As for protecting yourself in the meantime, one small blessing is that all the attacks shown by the team, even if they are possible, imply that the malicious parties have had physical access to your device. If your device is delivered properly and you can reasonably believe it has not fallen victim to a supply chain attack, all you need to do is keep it safe and maybe even not tell anyone you own it.

The community also points out that these types of attacks are less likely to happen to real-world victims, but are important enough to warrant the attention of manufacturers, who should have their customers’ best interests at heart at all times.

Also, Reddit user u/cryptroop writes, “[…] The amount of security you have should be proportional to the amount of wealth you hold in crypto.”

User u/lnwlf177 points out the difference between fiat, and thus centralized financial systems, and crypto: “Meanwhile, credit cards have the private key printed on the front of a card, the password on the back, in plain text, and you carry it in your wallet everyday,” and u/mydanger adds, “The difference is that the banks will reimburse you, whereas a hacked crypto wallet is on you.”

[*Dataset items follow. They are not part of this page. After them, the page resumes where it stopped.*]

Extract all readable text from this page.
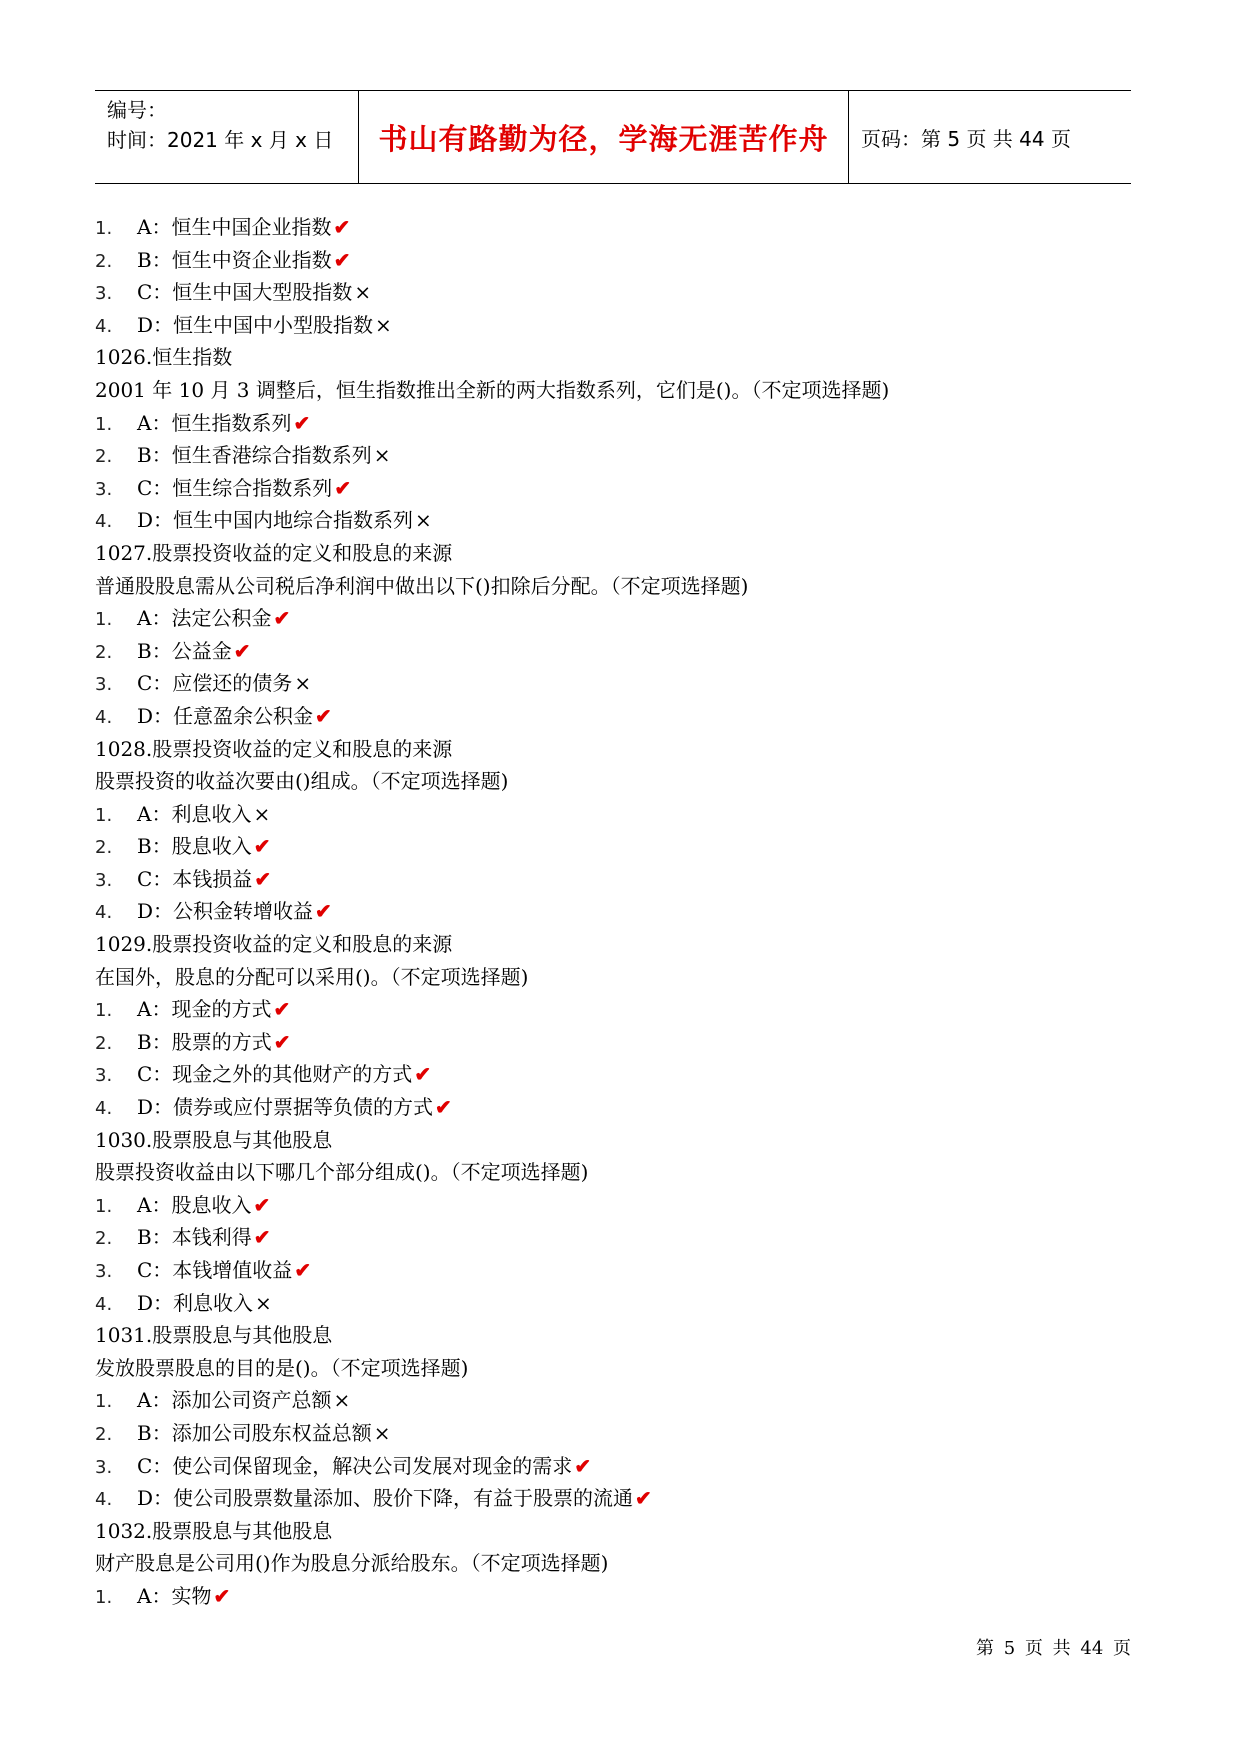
编号：
时间：2021 年 x 月 x 日	书山有路勤为径，学海无涯苦作舟 页码：第 5 页 共 44 页
1. A：恒生中国企业指数 ✔
2. B：恒生中资企业指数 ✔
3. C：恒生中国大型股指数 ×
4. D：恒生中国中小型股指数 ×
1026.恒生指数
2001 年 10 月 3 调整后，恒生指数推出全新的两大指数系列，它们是()。（不定项选择题)
1. A：恒生指数系列 ✔
2. B：恒生香港综合指数系列 ×
3. C：恒生综合指数系列 ✔
4. D：恒生中国内地综合指数系列 ×
1027.股票投资收益的定义和股息的来源
普通股股息需从公司税后净利润中做出以下()扣除后分配。（不定项选择题)
1. A：法定公积金 ✔
2. B：公益金 ✔
3. C：应偿还的债务 ×
4. D：任意盈余公积金 ✔
1028.股票投资收益的定义和股息的来源
股票投资的收益次要由()组成。（不定项选择题)
1. A：利息收入 ×
2. B：股息收入 ✔
3. C：本钱损益 ✔
4. D：公积金转增收益 ✔
1029.股票投资收益的定义和股息的来源
在国外，股息的分配可以采用()。（不定项选择题)
1. A：现金的方式 ✔
2. B：股票的方式 ✔
3. C：现金之外的其他财产的方式 ✔
4. D：债券或应付票据等负债的方式 ✔
1030.股票股息与其他股息
股票投资收益由以下哪几个部分组成()。（不定项选择题)
1. A：股息收入 ✔
2. B：本钱利得 ✔
3. C：本钱增值收益 ✔
4. D：利息收入 ×
1031.股票股息与其他股息
发放股票股息的目的是()。（不定项选择题)
1. A：添加公司资产总额 ×
2. B：添加公司股东权益总额 ×
3. C：使公司保留现金，解决公司发展对现金的需求 ✔
4. D：使公司股票数量添加、股价下降，有益于股票的流通 ✔
1032.股票股息与其他股息
财产股息是公司用()作为股息分派给股东。（不定项选择题)
1. A：实物 ✔
第 5 页 共 44 页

In a recent interview with Cryptonews.com, Marek Palatinus, the CEO of SatoshiLabs (and maker of the Trezor hardware wallet), said that the company “is working on allowing the usage of SD cards with Trezor Model T to protect the encrypted passwords and files of our users. Additionally, security innovations are coming for those who want more – recovery seed splitting for additional safety of funds.”

Nonetheless, Palatinus warns that cold storage wallets will still have one potential point of failure, which hackers could increasingly target in the coming year.

“The only spot the attackers can focus on is the human element – that is, the users,” he said. “And I do not think that this is going to change anytime soon.”